Tuesday, December 1, 2009

421) The Sun (2005)


421) The Sun (2005) Dir: Aleksandr Sokurov Date Released: November 2009 Date Seen: November 30, 2009 Rating: 3.75/5

To create the dream-like limbo that his films exist in,* Aleksandr Sokurov relies on a method of anti-pacing. Though his movies tend to dawdle instead of sprint, his art requires a kind of momentum not unlike montage sequencing that allows each adjacent scene to complement each other rather than stand alone as tableaux vivant. This is most apparent in The Sun, his most historically and narratively grounded film released in the U.S to date. The fluidity and grace of his two earlier films, Russian Ark and Alexandra, no longer takes precedence in The Sun. Instead, Sokurov creates an account of Japanese Emperor Hirohito's inevitable surrender that only mimics a dream. Most scenes in the film are brilliant in the way they undermine the verite effect of Sokurov's conspicuously grainy digital camerawork. These moments establish Hirohito (an unsettling performance by Issei Ogata) as one of Sokurov's oneiric travelers, people out of time that lack the perspective and social graces that might allow them to understand the reality they find themselves in.
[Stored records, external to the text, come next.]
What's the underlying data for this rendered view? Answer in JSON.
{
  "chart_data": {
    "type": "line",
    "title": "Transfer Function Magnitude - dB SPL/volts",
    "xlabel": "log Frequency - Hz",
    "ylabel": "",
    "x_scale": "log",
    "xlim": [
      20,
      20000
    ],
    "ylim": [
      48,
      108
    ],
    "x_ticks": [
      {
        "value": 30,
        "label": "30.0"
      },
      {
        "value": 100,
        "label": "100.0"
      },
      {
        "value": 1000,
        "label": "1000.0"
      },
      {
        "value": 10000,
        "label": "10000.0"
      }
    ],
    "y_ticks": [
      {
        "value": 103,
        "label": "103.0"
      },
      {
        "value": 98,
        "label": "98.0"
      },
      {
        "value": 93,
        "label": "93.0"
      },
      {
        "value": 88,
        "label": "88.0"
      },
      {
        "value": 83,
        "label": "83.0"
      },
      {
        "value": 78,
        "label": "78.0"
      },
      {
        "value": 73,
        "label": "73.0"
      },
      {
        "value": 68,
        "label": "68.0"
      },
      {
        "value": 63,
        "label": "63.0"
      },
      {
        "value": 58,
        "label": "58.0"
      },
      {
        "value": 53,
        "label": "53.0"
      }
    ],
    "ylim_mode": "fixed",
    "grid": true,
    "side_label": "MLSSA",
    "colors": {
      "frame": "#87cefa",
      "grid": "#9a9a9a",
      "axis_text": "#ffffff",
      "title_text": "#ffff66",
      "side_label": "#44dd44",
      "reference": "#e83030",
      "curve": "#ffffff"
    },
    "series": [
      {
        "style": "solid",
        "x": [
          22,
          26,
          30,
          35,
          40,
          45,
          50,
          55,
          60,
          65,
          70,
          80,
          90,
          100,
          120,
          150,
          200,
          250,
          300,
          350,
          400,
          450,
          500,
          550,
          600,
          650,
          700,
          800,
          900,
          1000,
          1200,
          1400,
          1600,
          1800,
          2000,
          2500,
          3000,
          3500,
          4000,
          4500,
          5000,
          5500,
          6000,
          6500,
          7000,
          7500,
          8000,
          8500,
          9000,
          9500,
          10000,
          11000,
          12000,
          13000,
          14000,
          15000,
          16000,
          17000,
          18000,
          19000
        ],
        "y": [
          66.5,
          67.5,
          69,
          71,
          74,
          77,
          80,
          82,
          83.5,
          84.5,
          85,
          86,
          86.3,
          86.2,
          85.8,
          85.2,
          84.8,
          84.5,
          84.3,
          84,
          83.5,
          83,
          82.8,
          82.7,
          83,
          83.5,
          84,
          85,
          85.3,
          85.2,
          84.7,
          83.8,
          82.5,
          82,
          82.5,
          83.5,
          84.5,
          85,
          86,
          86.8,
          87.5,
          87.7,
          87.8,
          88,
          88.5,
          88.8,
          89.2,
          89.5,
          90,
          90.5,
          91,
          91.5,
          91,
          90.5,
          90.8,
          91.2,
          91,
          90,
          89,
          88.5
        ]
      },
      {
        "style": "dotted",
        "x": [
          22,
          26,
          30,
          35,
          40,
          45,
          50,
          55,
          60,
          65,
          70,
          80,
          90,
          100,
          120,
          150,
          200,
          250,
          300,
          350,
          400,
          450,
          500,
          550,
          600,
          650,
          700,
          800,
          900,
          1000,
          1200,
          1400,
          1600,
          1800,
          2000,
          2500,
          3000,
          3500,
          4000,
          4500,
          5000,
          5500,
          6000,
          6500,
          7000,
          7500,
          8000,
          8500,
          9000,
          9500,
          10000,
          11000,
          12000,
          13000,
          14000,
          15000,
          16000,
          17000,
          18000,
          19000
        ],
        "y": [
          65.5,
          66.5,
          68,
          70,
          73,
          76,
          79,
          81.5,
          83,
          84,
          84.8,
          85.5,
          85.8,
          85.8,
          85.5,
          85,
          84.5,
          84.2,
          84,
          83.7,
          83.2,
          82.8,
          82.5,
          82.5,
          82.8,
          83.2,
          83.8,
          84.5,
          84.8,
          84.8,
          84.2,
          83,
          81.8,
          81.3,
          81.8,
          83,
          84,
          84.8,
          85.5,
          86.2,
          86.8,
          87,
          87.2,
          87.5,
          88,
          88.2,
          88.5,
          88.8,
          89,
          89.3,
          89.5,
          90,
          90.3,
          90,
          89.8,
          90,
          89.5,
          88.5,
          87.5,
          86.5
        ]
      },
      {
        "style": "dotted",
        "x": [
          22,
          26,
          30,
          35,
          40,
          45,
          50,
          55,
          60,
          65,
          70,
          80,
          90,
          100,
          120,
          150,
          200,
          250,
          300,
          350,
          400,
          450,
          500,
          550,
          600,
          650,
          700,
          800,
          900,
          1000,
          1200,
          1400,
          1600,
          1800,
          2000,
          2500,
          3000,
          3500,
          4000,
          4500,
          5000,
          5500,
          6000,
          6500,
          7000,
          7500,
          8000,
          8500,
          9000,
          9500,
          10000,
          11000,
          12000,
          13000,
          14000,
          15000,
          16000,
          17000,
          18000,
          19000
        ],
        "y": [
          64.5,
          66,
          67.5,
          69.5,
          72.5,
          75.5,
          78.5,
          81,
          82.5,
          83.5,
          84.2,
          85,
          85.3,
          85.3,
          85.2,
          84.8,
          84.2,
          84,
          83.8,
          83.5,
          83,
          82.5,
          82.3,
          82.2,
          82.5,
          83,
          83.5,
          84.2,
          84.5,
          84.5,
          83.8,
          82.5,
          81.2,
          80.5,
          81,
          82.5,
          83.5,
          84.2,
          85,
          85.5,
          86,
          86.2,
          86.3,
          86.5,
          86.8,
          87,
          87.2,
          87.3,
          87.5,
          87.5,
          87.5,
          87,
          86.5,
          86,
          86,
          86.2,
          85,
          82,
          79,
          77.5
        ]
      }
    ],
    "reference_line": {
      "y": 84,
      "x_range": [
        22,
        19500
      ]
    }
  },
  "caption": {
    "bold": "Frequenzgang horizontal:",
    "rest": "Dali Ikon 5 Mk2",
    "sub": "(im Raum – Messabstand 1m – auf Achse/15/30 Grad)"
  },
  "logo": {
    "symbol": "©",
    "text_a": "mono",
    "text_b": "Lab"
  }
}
The handful of other scenes in the film though, the ones that reduce his actions to cheap synecdoche (his comments on the examination of a preserved frog, his circuitous address to his generals and his lingering stare at a Renaissance print all reek of simple-minded analysis), remind us that the film's pacing has in fact slowed down, leaving us to wait for the next great singular moment. You don't have to wait long but still, I've never felt as restless watching a Sokurov film as I have while watching The Sun.

*This is in reference to the three films of Sokurov's that have been released in the US: Russian Ark, Alexandra and The Sun.